At the tree line, the tail section

of an airplane, the metal edges ripped

and ragged, stands shiny in the twisted

alpine firs.

The engines lie in the shallow creek,

water pouring over cylinders.

Scrub cushions one wing, the other

is charred into rock,

the ground littered with pieces

I can hold in my hand:

aluminum with buttons, rivets, zipper

heads, upholstery, and jacket fabric

melted into lumps.

In one, the fingertip of a leather glove,

a bobby pin.

It happened in nineteen forty-eight.

A cargo plane clipped the ridge

in a blizzard. Six men died.
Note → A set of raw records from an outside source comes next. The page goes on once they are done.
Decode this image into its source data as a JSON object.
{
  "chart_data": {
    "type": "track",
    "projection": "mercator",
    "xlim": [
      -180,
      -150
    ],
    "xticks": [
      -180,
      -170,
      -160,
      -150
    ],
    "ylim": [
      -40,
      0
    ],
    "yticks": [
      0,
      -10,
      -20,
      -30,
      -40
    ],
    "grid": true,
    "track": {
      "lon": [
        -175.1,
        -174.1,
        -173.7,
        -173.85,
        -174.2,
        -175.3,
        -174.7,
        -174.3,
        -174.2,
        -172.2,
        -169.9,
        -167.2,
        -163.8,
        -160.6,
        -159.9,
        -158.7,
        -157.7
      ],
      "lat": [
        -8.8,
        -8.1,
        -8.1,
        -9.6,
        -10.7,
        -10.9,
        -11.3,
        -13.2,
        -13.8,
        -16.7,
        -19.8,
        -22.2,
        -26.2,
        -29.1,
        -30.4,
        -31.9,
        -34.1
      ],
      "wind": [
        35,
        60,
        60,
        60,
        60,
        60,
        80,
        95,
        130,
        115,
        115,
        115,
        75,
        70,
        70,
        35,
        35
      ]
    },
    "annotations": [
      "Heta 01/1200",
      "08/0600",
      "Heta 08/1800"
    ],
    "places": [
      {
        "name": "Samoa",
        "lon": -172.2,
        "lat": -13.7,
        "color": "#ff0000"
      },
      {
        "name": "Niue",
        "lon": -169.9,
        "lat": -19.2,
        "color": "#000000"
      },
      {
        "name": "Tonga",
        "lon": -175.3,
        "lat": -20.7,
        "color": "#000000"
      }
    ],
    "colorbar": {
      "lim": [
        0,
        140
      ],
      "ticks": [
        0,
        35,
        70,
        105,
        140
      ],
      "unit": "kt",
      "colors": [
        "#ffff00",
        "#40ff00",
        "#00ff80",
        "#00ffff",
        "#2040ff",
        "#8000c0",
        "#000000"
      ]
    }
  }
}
One woman.

The color of her hairpin tells me she was blond.

The townspeople saw

a fiery flash in a night sky filled with snow.

In daylight, fighting drifts and high winds,

they dragged the bodies out in bags on toboggans.

 

This would be a good place to leave

your spirit. In the silence,

the wind breathes over the ridge,

and water trickles beneath a layer of ice

that turns blue as it melts into itself.

Gentians and Indian paintbrushes

in the meadow throw their colors

against the rocks.And the delicate columbine, pale yellow and pink, only blooms in August.